Dass elektronische Musik und reaktionäre Ideologien nicht zusammengehen ist ein gut gepflegter Mythos. Seit Beginn der elektronischen Musik finden sich nicht nur Musiker*innen die in den neuen Sounds und Arten der gemeinschaftlichen Auseinandersetzung emanzipatorische Potentiale verorten, sondern mindestens ebensoviele, die mit ihrer Musik und dazugehörigen performativen Inszenierungen die Kehrseiten moderner Vergesellschaftung in den Fokus ihres Schaffens rückten. Vielfach im affirmativen Zugriff auf extrem rechte Ideologien.
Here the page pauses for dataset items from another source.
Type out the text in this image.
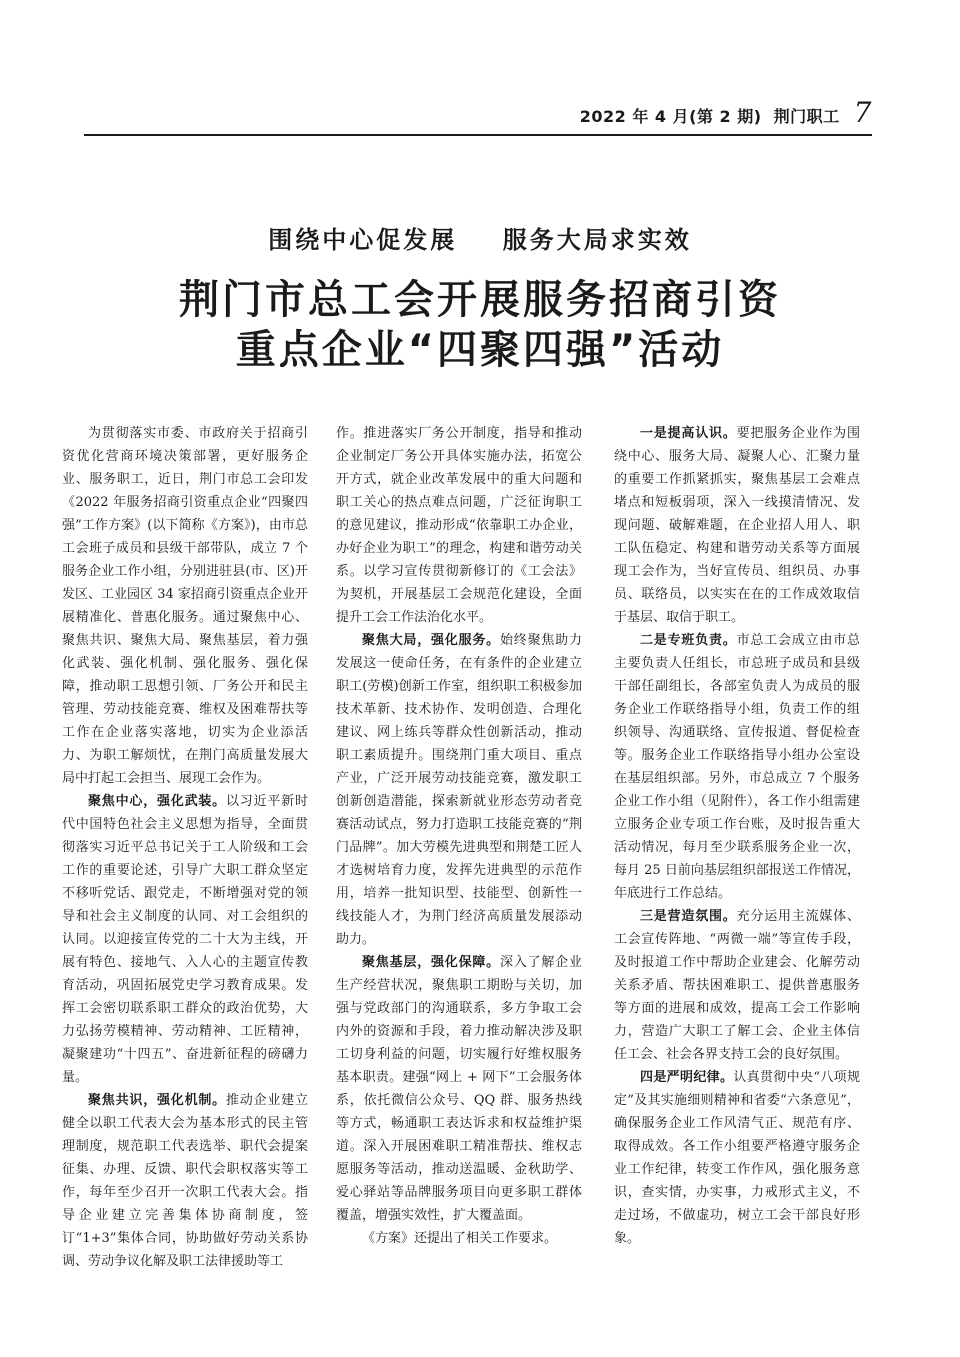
2022 年 4 月(第 2 期)  荆门职工 7
围绕中心促发展    服务大局求实效
荆门市总工会开展服务招商引资
重点企业“四聚四强”活动

为贯彻落实市委、市政府关于招商引资优化营商环境决策部署，更好服务企业、服务职工，近日，荆门市总工会印发《2022 年服务招商引资重点企业“四聚四强”工作方案》(以下简称《方案》)，由市总工会班子成员和县级干部带队，成立 7 个服务企业工作小组，分别进驻县(市、区)开发区、工业园区 34 家招商引资重点企业开展精准化、普惠化服务。通过聚焦中心、聚焦共识、聚焦大局、聚焦基层，着力强化武装、强化机制、强化服务、强化保障，推动职工思想引领、厂务公开和民主管理、劳动技能竞赛、维权及困难帮扶等工作在企业落实落地，切实为企业添活力、为职工解烦忧，在荆门高质量发展大局中打起工会担当、展现工会作为。

聚焦中心，强化武装。以习近平新时代中国特色社会主义思想为指导，全面贯彻落实习近平总书记关于工人阶级和工会工作的重要论述，引导广大职工群众坚定不移听党话、跟党走，不断增强对党的领导和社会主义制度的认同、对工会组织的认同。以迎接宣传党的二十大为主线，开展有特色、接地气、入人心的主题宣传教育活动，巩固拓展党史学习教育成果。发挥工会密切联系职工群众的政治优势，大力弘扬劳模精神、劳动精神、工匠精神，凝聚建功“十四五”、奋进新征程的磅礴力量。

聚焦共识，强化机制。推动企业建立健全以职工代表大会为基本形式的民主管理制度，规范职工代表选举、职代会提案征集、办理、反馈、职代会职权落实等工作，每年至少召开一次职工代表大会。指导企业建立完善集体协商制度，签订“1+3”集体合同，协助做好劳动关系协调、劳动争议化解及职工法律援助等工

作。推进落实厂务公开制度，指导和推动企业制定厂务公开具体实施办法，拓宽公开方式，就企业改革发展中的重大问题和职工关心的热点难点问题，广泛征询职工的意见建议，推动形成“依靠职工办企业，办好企业为职工”的理念，构建和谐劳动关系。以学习宣传贯彻新修订的《工会法》为契机，开展基层工会规范化建设，全面提升工会工作法治化水平。

聚焦大局，强化服务。始终聚焦助力发展这一使命任务，在有条件的企业建立职工(劳模)创新工作室，组织职工积极参加技术革新、技术协作、发明创造、合理化建议、网上练兵等群众性创新活动，推动职工素质提升。围绕荆门重大项目、重点产业，广泛开展劳动技能竞赛，激发职工创新创造潜能，探索新就业形态劳动者竞赛活动试点，努力打造职工技能竞赛的“荆门品牌”。加大劳模先进典型和荆楚工匠人才选树培育力度，发挥先进典型的示范作用，培养一批知识型、技能型、创新性一线技能人才，为荆门经济高质量发展添动助力。

聚焦基层，强化保障。深入了解企业生产经营状况，聚焦职工期盼与关切，加强与党政部门的沟通联系，多方争取工会内外的资源和手段，着力推动解决涉及职工切身利益的问题，切实履行好维权服务基本职责。建强“网上 + 网下”工会服务体系，依托微信公众号、QQ 群、服务热线等方式，畅通职工表达诉求和权益维护渠道。深入开展困难职工精准帮扶、维权志愿服务等活动，推动送温暖、金秋助学、爱心驿站等品牌服务项目向更多职工群体覆盖，增强实效性，扩大覆盖面。

《方案》还提出了相关工作要求。

一是提高认识。要把服务企业作为围绕中心、服务大局、凝聚人心、汇聚力量的重要工作抓紧抓实，聚焦基层工会难点堵点和短板弱项，深入一线摸清情况、发现问题、破解难题，在企业招人用人、职工队伍稳定、构建和谐劳动关系等方面展现工会作为，当好宣传员、组织员、办事员、联络员，以实实在在的工作成效取信于基层、取信于职工。

二是专班负责。市总工会成立由市总主要负责人任组长，市总班子成员和县级干部任副组长，各部室负责人为成员的服务企业工作联络指导小组，负责工作的组织领导、沟通联络、宣传报道、督促检查等。服务企业工作联络指导小组办公室设在基层组织部。另外，市总成立 7 个服务企业工作小组（见附件），各工作小组需建立服务企业专项工作台账，及时报告重大活动情况，每月至少联系服务企业一次，每月 25 日前向基层组织部报送工作情况，年底进行工作总结。

三是营造氛围。充分运用主流媒体、工会宣传阵地、“两微一端”等宣传手段，及时报道工作中帮助企业建会、化解劳动关系矛盾、帮扶困难职工、提供普惠服务等方面的进展和成效，提高工会工作影响力，营造广大职工了解工会、企业主体信任工会、社会各界支持工会的良好氛围。

四是严明纪律。认真贯彻中央“八项规定”及其实施细则精神和省委“六条意见”，确保服务企业工作风清气正、规范有序、取得成效。各工作小组要严格遵守服务企业工作纪律，转变工作作风，强化服务意识，查实情，办实事，力戒形式主义，不走过场，不做虚功，树立工会干部良好形象。
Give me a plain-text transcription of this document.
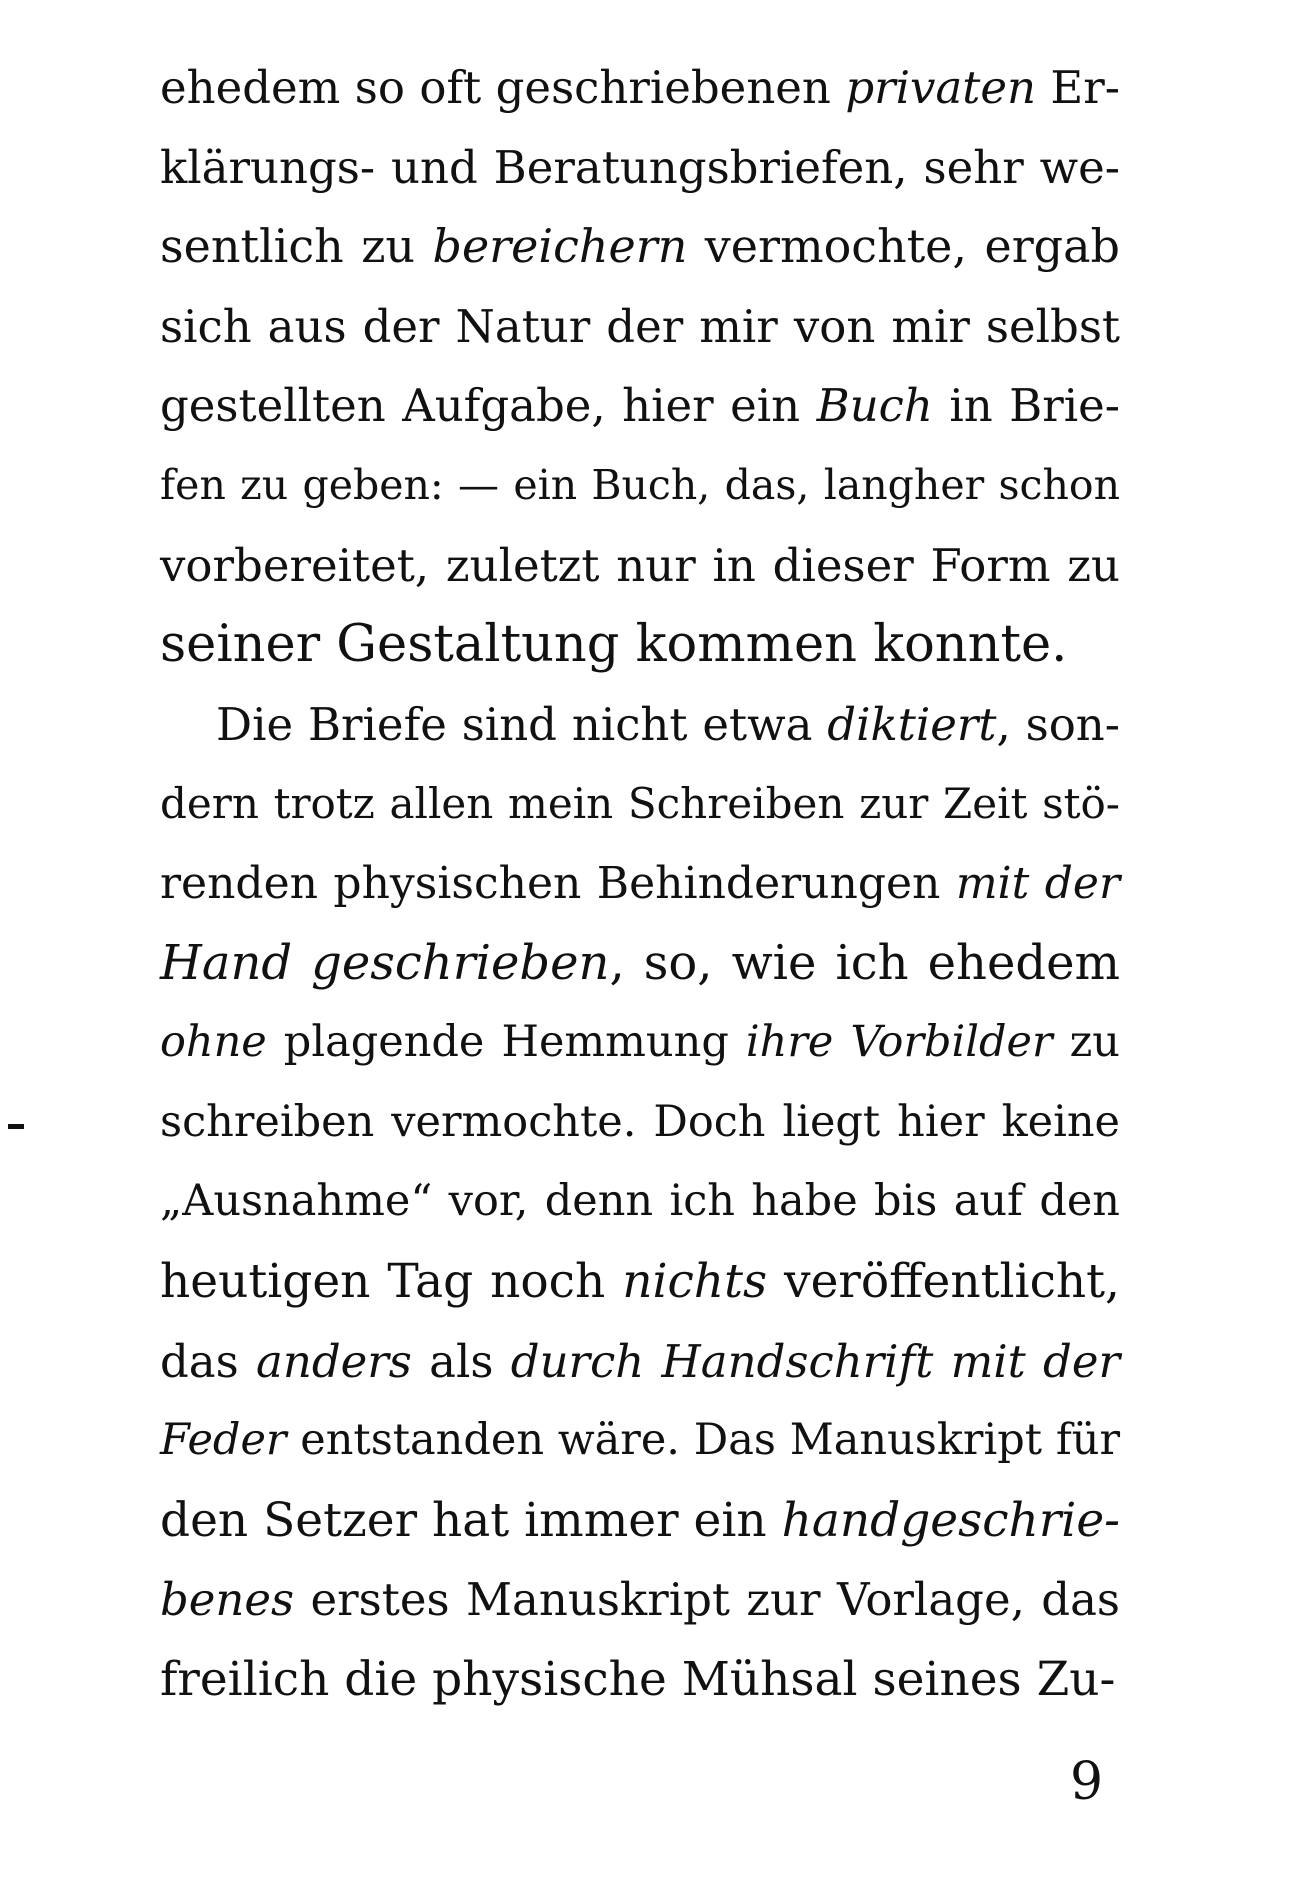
ehedem so oft geschriebenen privaten Er-
klärungs- und Beratungsbriefen, sehr we-
sentlich zu bereichern vermochte, ergab
sich aus der Natur der mir von mir selbst
gestellten Aufgabe, hier ein Buch in Brie-
fen zu geben: — ein Buch, das, langher schon
vorbereitet, zuletzt nur in dieser Form zu
seiner Gestaltung kommen konnte.
Die Briefe sind nicht etwa diktiert, son-
dern trotz allen mein Schreiben zur Zeit stö-
renden physischen Behinderungen mit der
Hand geschrieben, so, wie ich ehedem
ohne plagende Hemmung ihre Vorbilder zu
schreiben vermochte. Doch liegt hier keine
„Ausnahme“ vor, denn ich habe bis auf den
heutigen Tag noch nichts veröffentlicht,
das anders als durch Handschrift mit der
Feder entstanden wäre. Das Manuskript für
den Setzer hat immer ein handgeschrie-
benes erstes Manuskript zur Vorlage, das
freilich die physische Mühsal seines Zu-
9
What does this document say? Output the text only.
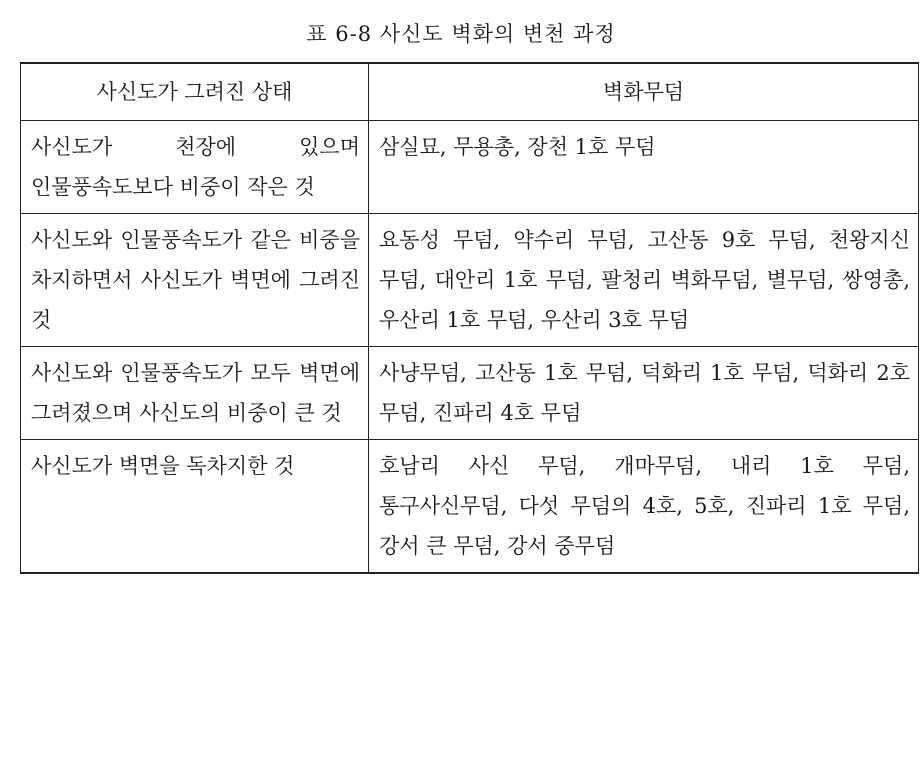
표 6-8 사신도 벽화의 변천 과정
사신도가 그려진 상태	벽화무덤

사신도가 천장에 있으며 인물풍속도보다 비중이 작은 것	삼실묘, 무용총, 장천 1호 무덤

사신도와 인물풍속도가 같은 비중을 차지하면서 사신도가 벽면에 그려진 것	요동성 무덤, 약수리 무덤, 고산동 9호 무덤, 천왕지신 무덤, 대안리 1호 무덤, 팔청리 벽화무덤, 별무덤, 쌍영총, 우산리 1호 무덤, 우산리 3호 무덤

사신도와 인물풍속도가 모두 벽면에 그려졌으며 사신도의 비중이 큰 것	사냥무덤, 고산동 1호 무덤, 덕화리 1호 무덤, 덕화리 2호 무덤, 진파리 4호 무덤

사신도가 벽면을 독차지한 것	호남리 사신 무덤, 개마무덤, 내리 1호 무덤, 통구사신무덤, 다섯 무덤의 4호, 5호, 진파리 1호 무덤, 강서 큰 무덤, 강서 중무덤
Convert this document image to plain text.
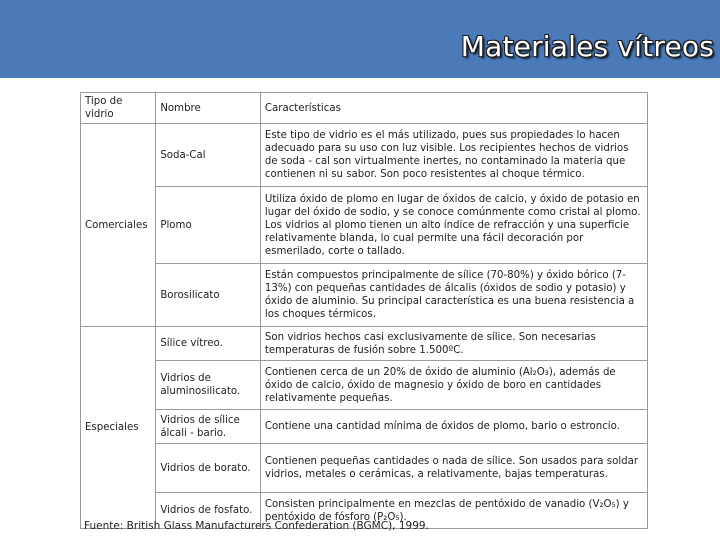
Materiales vítreos
Tipo de vidrio	Nombre	Características
Comerciales	Soda-Cal	Este tipo de vidrio es el más utilizado, pues sus propiedades lo hacen adecuado para su uso con luz visible. Los recipientes hechos de vidrios de soda - cal son virtualmente inertes, no contaminado la materia que contienen ni su sabor. Son poco resistentes al choque térmico.
	Plomo	Utiliza óxido de plomo en lugar de óxidos de calcio, y óxido de potasio en lugar del óxido de sodio, y se conoce comúnmente como cristal al plomo. Los vidrios al plomo tienen un alto índice de refracción y una superficie relativamente blanda, lo cual permite una fácil decoración por esmerilado, corte o tallado.
	Borosilicato	Están compuestos principalmente de sílice (70-80%) y óxido bórico (7-13%) con pequeñas cantidades de álcalis (óxidos de sodio y potasio) y óxido de aluminio. Su principal característica es una buena resistencia a los choques térmicos.
Especiales	Sílice vítreo.	Son vidrios hechos casi exclusivamente de sílice. Son necesarias temperaturas de fusión sobre 1.500ºC.
	Vidrios de aluminosilicato.	Contienen cerca de un 20% de óxido de aluminio (Al₂O₃), además de óxido de calcio, óxido de magnesio y óxido de boro en cantidades relativamente pequeñas.
	Vidrios de sílice álcali - bario.	Contiene una cantidad mínima de óxidos de plomo, bario o estroncio.
	Vidrios de borato.	Contienen pequeñas cantidades o nada de sílice. Son usados para soldar vidrios, metales o cerámicas, a relativamente, bajas temperaturas.
	Vidrios de fosfato.	Consisten principalmente en mezclas de pentóxido de vanadio (V₂O₅) y pentóxido de fósforo (P₂O₅).
Fuente: British Glass Manufacturers Confederation (BGMC), 1999.
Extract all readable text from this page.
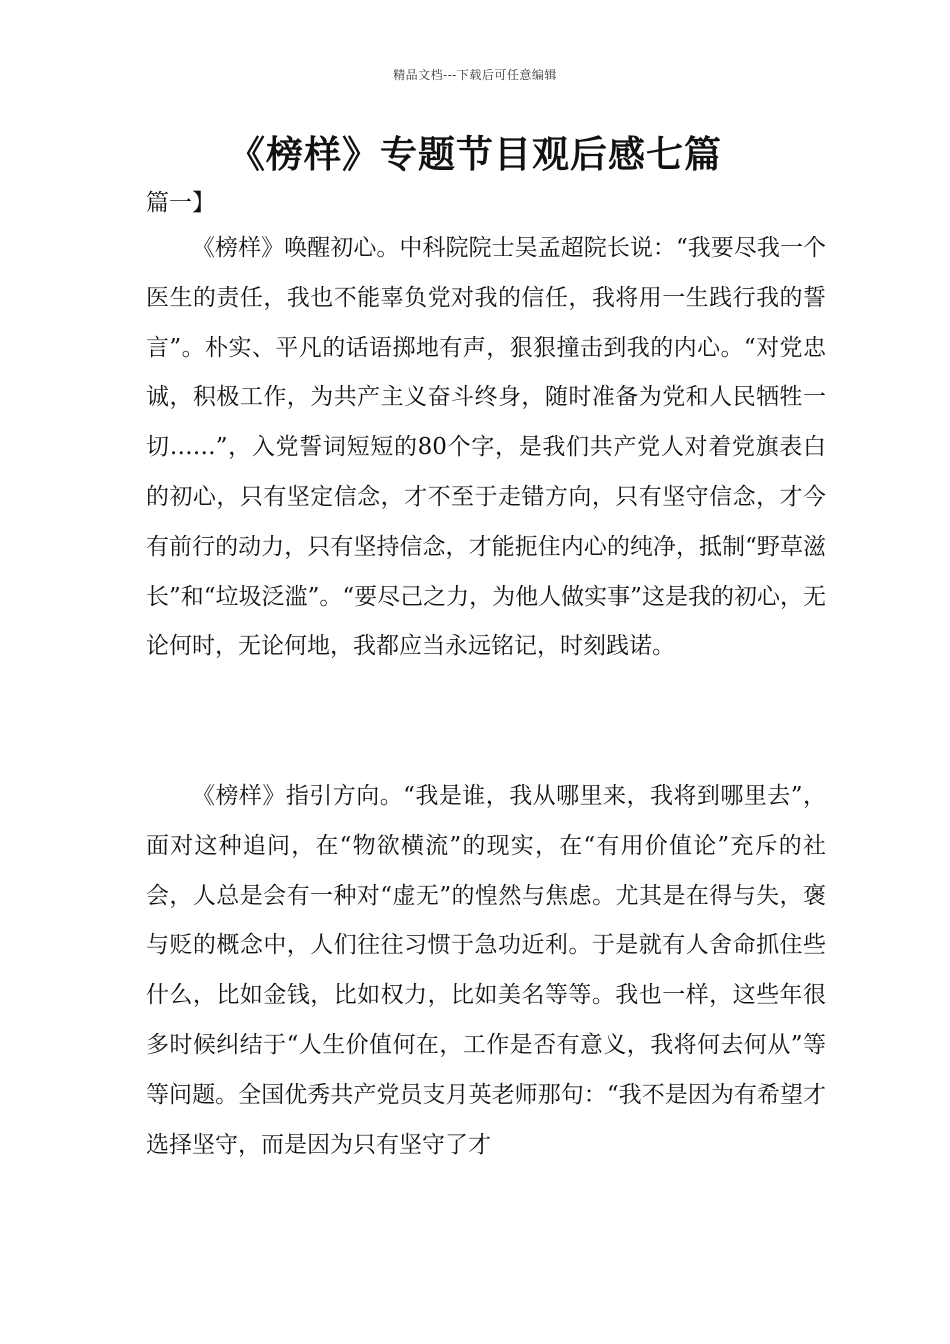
精品文档---下载后可任意编辑
《榜样》专题节目观后感七篇
篇一】

《榜样》唤醒初心。中科院院士吴孟超院长说：“我要尽我一个医生的责任，我也不能辜负党对我的信任，我将用一生践行我的誓言”。朴实、平凡的话语掷地有声，狠狠撞击到我的内心。“对党忠诚，积极工作，为共产主义奋斗终身，随时准备为党和人民牺牲一切……”，入党誓词短短的80个字，是我们共产党人对着党旗表白的初心，只有坚定信念，才不至于走错方向，只有坚守信念，才今有前行的动力，只有坚持信念，才能扼住内心的纯净，抵制“野草滋长”和“垃圾泛滥”。“要尽己之力，为他人做实事”这是我的初心，无论何时，无论何地，我都应当永远铭记，时刻践诺。

《榜样》指引方向。“我是谁，我从哪里来，我将到哪里去”，面对这种追问，在“物欲横流”的现实，在“有用价值论”充斥的社会，人总是会有一种对“虚无”的惶然与焦虑。尤其是在得与失，褒与贬的概念中，人们往往习惯于急功近利。于是就有人舍命抓住些什么，比如金钱，比如权力，比如美名等等。我也一样，这些年很多时候纠结于“人生价值何在，工作是否有意义，我将何去何从”等等问题。全国优秀共产党员支月英老师那句：“我不是因为有希望才选择坚守，而是因为只有坚守了才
Subkulturelle Strömungen, wie Noise, Industrial, Power Electronics & uvm., haben in den letzten Jahren wieder stärker zunehmenden Einfluss auch auf die Technosubkultur genommen. Und mit ihr sind auch wieder reaktionäre Positionen stärker in die vieler Ortens entpolitisierten Partys vorgerückt. In Italien tanzen die Faschist*innen der Casa Pound zum Beat, in Rotterdam erlebt der hypermaskuline Gabber ein Revival und in Wien picken mittlerweile vieler Ortens Sticker der „Tanzbrigade Wien“. Zeit sich also die Darkside of the beat etwas genauer anzuschauen.